Why Microsoft acquired OT security firm CyberX

Microsoft has acquired CyberX, a seven-year-old security firm handling factory and enterprise operational technology networks. Terms of the deal were not announced, but it’s a clear indicator that the IoT market is maturing, and that the big IT firms are willing to step ever deeper into the nitty-gritty operational tech in order to deliver what their customers need.

CyberX is an Israeli firm that helps big companies secure their manufacturing plants, utilities, and other infrastructure against cyberattacks. Its software uses analytics to track the behavior of data across networks, monitoring that traffic to ensure things aren’t trying to ping devices they shouldn’t or send traffic out to strange locales. One advantage of its software is that it doesn’t need to be deployed on each individual device, which can be difficult when you’re trying to secure a million smart meters in the field or thousands of low-memory sensors in a plant. It also means companies can deploy it across devices that have been in the field for years.

Microsoft plans to tie the CyberX software into the Azure IoT security suite of services, which include Azure Sphere, a device-to-cloud combination of hardware and services. With Azure Sphere, Microsoft installs software onto a secure enclave on a chip and uses keys to link the device to the cloud. The device can be identified and on the cloud side, Microsoft keeps an updated list of vulnerabilities and tracks behavior. Such device-to-cloud security is the gold-standard for the internet of things, but it requires a lot more memory and computing power than some of the smaller connected devices have. It also requires Sphere credentials to be installed when the device is manufactured, meaning that older devices in the field miss out on the security benefits of Sphere, but could use CyberX.

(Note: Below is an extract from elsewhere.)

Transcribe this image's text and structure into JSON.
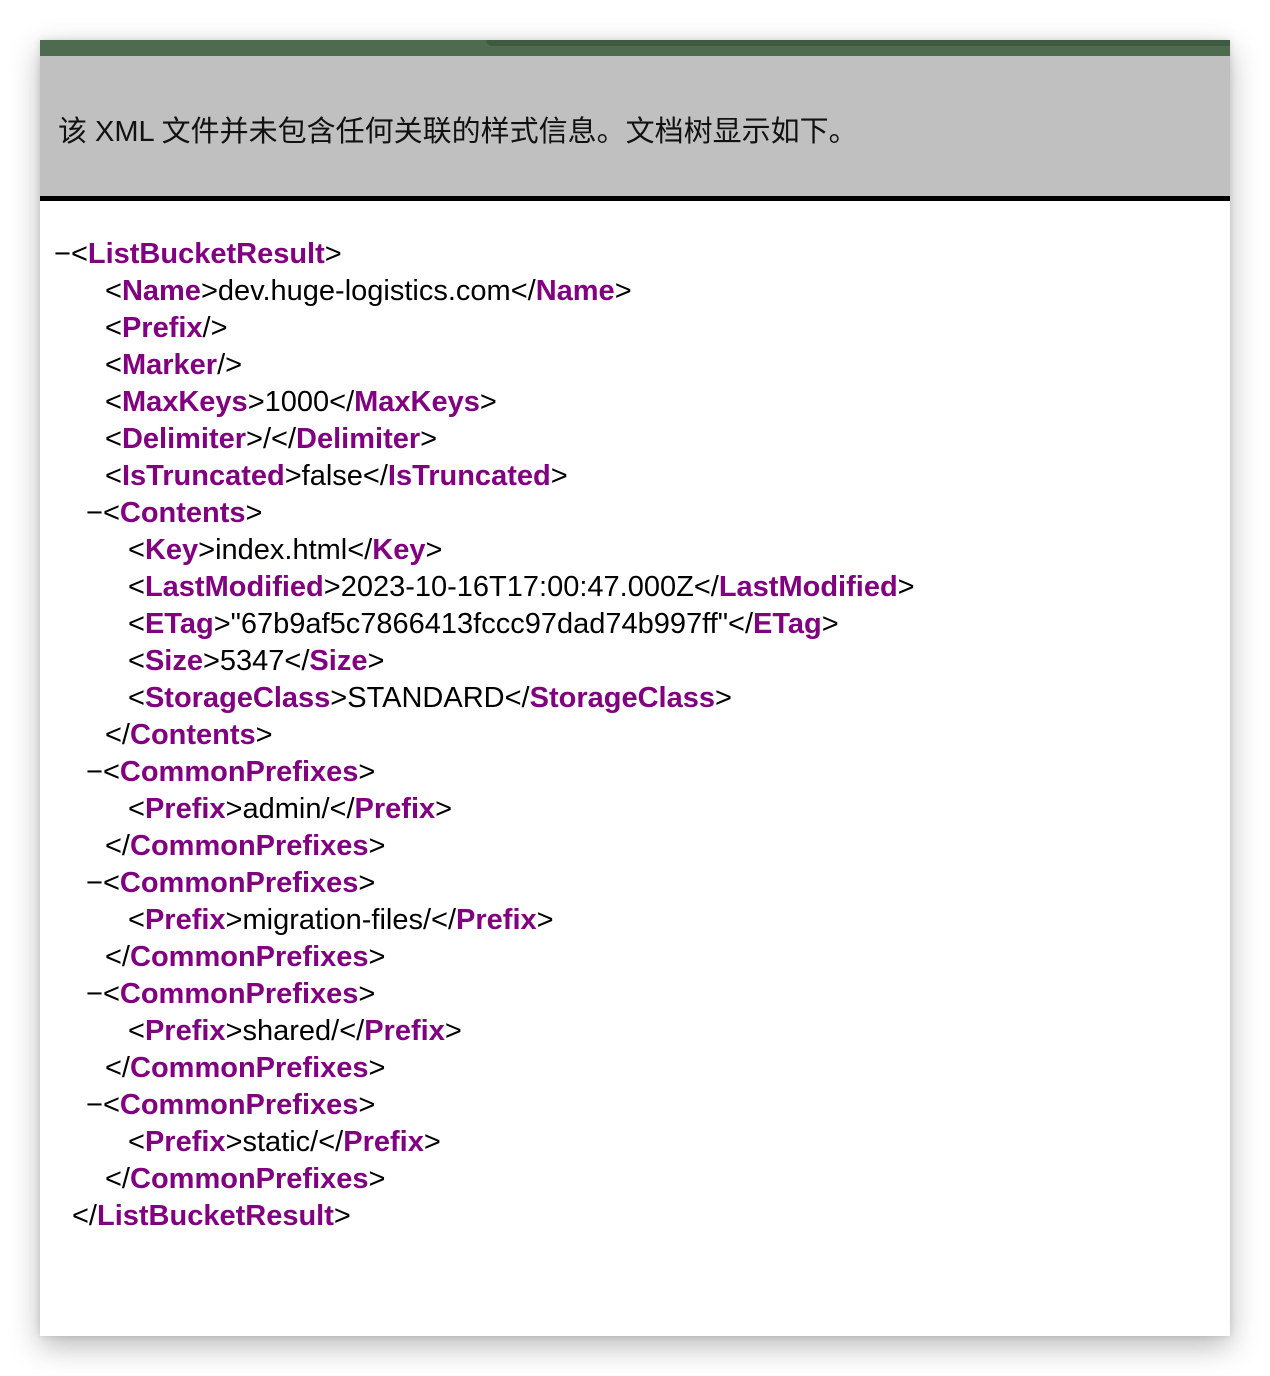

This is where an approach like CyberX can complement what Microsoft already has on offer. The company can secure embedded devices that don’t have a lot of memory, and it can protect devices already in operation. It also gives Microsoft more credibility in the industrial IoT and with customers such as utilities, that are increasingly trying to converge the IT and OT (operations tech) networks. Historically these two networks have been controlled by separate fiefdoms, but as companies try to pull data from the operational infrastructure into the IT networks for analysis as part of a digital transformation, they need to work together.

Microsoft, Amazon, and other IT vendors have historically tried to focus on the IT side, building out services such as Microsoft’s Azure IoT Edge or Amazon’s Greengrass to try to link the IT infrastructure to the OT world. Large, vertically integrated companies such as Johnson Control, Rockwell Automation, and more have historically worked with Microsoft and others to link their OT data with the IT services provided by tech giants. Startups such as Foghorn, Balena, and Seeq are also trying to make a name for themselves creating similar links.

But those links were pretty basic, and most industrial clients found them frustrating to use. This was in part because the IT giants weren’t sure they wanted to go deeper into the OT space, which requires domain expertise and carries a lot of responsibility. For example, if software monitoring a safety valve goes offline, people’s lives can be lost and manufacturing processes can grind to halt, costing millions.

But it seems that the demand and need are there, so the tech giants are trying to beef up their OT credentials. It makes sense that they would start on the security side, which is where the IT folks typically have an advantage over their OT brethren, who have had the luxury of air-gapped networks. (Not that the IT folks couldn’t learn a bit about security from the OT world as well.)

This is why we’re seeing deep partnerships between companies such as Cisco and Nozomi Networks and Microsoft’s acquisition of CyberX. The IT giants are gingerly stepping into the OT fray to help companies ensure that their digital transformations don’t open new holes in their networks. After security, I’d look for companies that handle data ingestion or analytics to attract the attention of the IT crowd.